Friday, May 20, 2011

The Woman in the Mirror

Woman Combing her Hair Before a Mirror by Edgar Degas
When you stand in front of a mirror, whose discerning eye and critical voice is most often running through your head?

Your husband's?
Your beautiful, impeccably manicured co-worker's?
Your mother's?

Since without mirrors we wouldn't be able to see ourselves, no matter how independent we claim to be, it's a fact of life that we are all dressing, combing, and primping for the benefit of other people. And it is how these other people treat us, respond to us, respect us, and compliment us that has become the most important mirror of all.

I recently watched an interview that was conducted a few years back with actress Kate Winslet. Of all the things she could have talked about that day, the subject she was most interested exploring was the messed up, pitiful way that women try to change themselves in order to meet the approval of others. I fear this is a topic that has become exhausting for women to think about. It's like going to a family reunion and saying, "So does anyone have any long-time grudges or hurt feelings they'd like to discuss today?" It's the ultimate can of worms.

We hear about the perils of having a negative self-image on television. We read about it in magazines. We hash it out with friends, in church meetings, and with our teenage children or siblings. I think we all sort of wish someone would stand up on a really tall picnic table in the middle of a corn field in Iowa and with megaphone in hand shout out, "All right ladies.

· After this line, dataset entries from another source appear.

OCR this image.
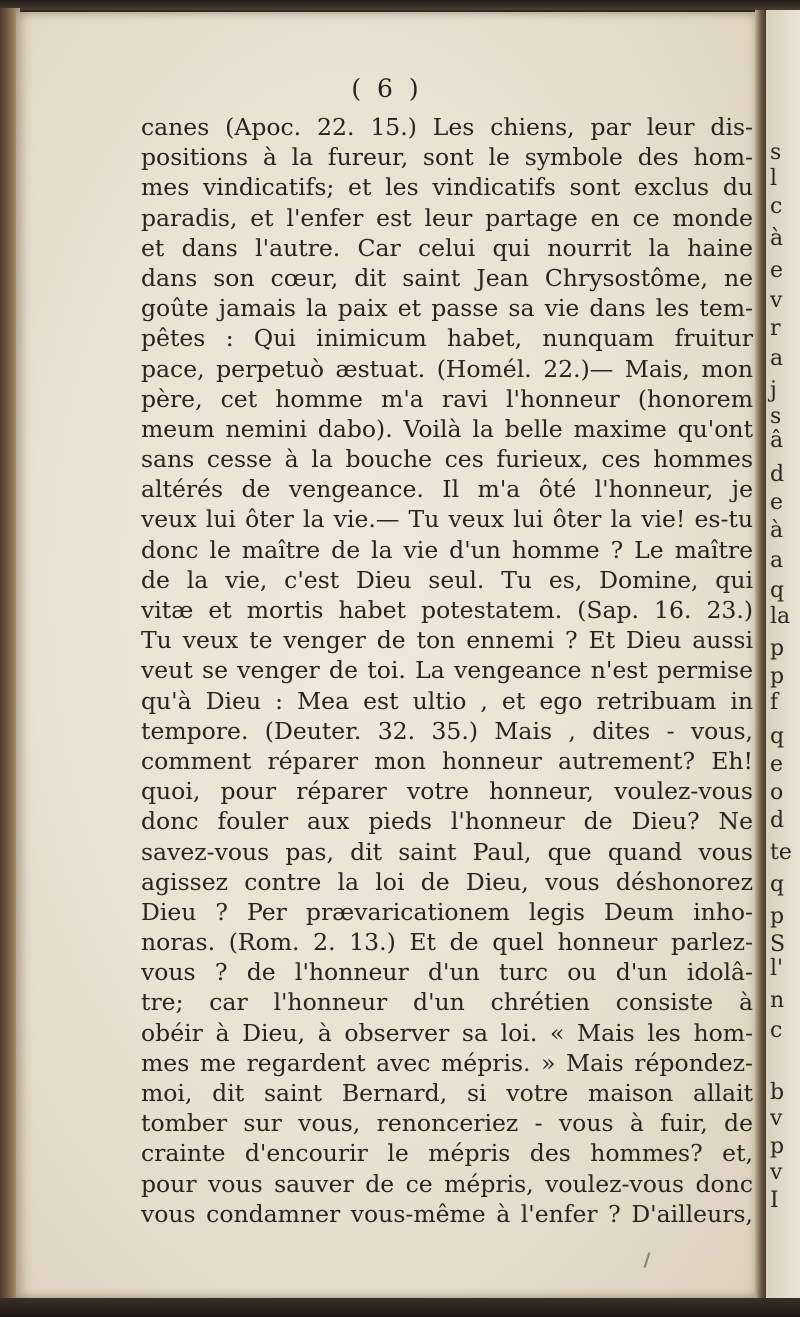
( 6 )
canes (Apoc. 22. 15.) Les chiens, par leur dis-
positions à la fureur, sont le symbole des hom-
mes vindicatifs; et les vindicatifs sont exclus du
paradis, et l'enfer est leur partage en ce monde
et dans l'autre. Car celui qui nourrit la haine
dans son cœur, dit saint Jean Chrysostôme, ne
goûte jamais la paix et passe sa vie dans les tem-
pêtes : Qui inimicum habet, nunquam fruitur
pace, perpetuò æstuat. (Homél. 22.)— Mais, mon
père, cet homme m'a ravi l'honneur (honorem
meum nemini dabo). Voilà la belle maxime qu'ont
sans cesse à la bouche ces furieux, ces hommes
altérés de vengeance. Il m'a ôté l'honneur, je
veux lui ôter la vie.— Tu veux lui ôter la vie! es-tu
donc le maître de la vie d'un homme ? Le maître
de la vie, c'est Dieu seul. Tu es, Domine, qui
vitæ et mortis habet potestatem. (Sap. 16. 23.)
Tu veux te venger de ton ennemi ? Et Dieu aussi
veut se venger de toi. La vengeance n'est permise
qu'à Dieu : Mea est ultio , et ego retribuam in
tempore. (Deuter. 32. 35.) Mais , dites - vous,
comment réparer mon honneur autrement? Eh!
quoi, pour réparer votre honneur, voulez-vous
donc fouler aux pieds l'honneur de Dieu? Ne
savez-vous pas, dit saint Paul, que quand vous
agissez contre la loi de Dieu, vous déshonorez
Dieu ? Per prævaricationem legis Deum inho-
noras. (Rom. 2. 13.) Et de quel honneur parlez-
vous ? de l'honneur d'un turc ou d'un idolâ-
tre; car l'honneur d'un chrétien consiste à
obéir à Dieu, à observer sa loi. « Mais les hom-
mes me regardent avec mépris. » Mais répondez-
moi, dit saint Bernard, si votre maison allait
tomber sur vous, renonceriez - vous à fuir, de
crainte d'encourir le mépris des hommes? et,
pour vous sauver de ce mépris, voulez-vous donc
vous condamner vous-même à l'enfer ? D'ailleurs,
s
l
c
à
e
v
r
a
j
s
â
d
e
à
a
q
la
p
p
f
q
e
o
d
te
q
p
S
l'
n
c
b
v
p
v
I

Y'all know you're screwed up and just hatin' on yo'selves all day long. E'nuf a that. Get on with yo' life, and stop worrin' about them thighs!" And then we could all get back in our flying cars and return to our houses with contented smiles, glancing often in the rearview mirror to kiss our lips at our reflection and think, "Yes ma'am! I like what I see."

That is sort of what Kate Winslet did during this interview, only she wasn't in Iowa on a picnic table and she wasn't holding a megaphone. And her accent and syntax are slightly different from what I wrote above. In summary, Ms. Winslet looked directly at the camera and said, "I wish women would just understand that you don't have to change your body in order to be loved and admired."

I had to pause and rewind her speech. What a brave, beautiful message. What a novel idea for each of us to believe that we can be loved and admired, despite our crooked teeth, big butts, stringy hair, or unfashionable shoes. And while it's important to feel this is true about yourself, I think it's equally important to help other women to enjoy that same affirmation. Let your sisters, friends, and neighbors feel your unconditional acceptance. If you catch yourself noticing someone else's bad hair day, intentionally shift your gaze from their hair to their eyes, and try harder to see the whole person beyond the imperfect details.

It may be the case that old habits die hard and we will always continue to see ourselves through the eyes of other people. If that is true, the best that we can do is surround ourselves with "mirrors" that will reflect back what is good and right and lovely in each of us. Because at the end of the day, that is who we really are.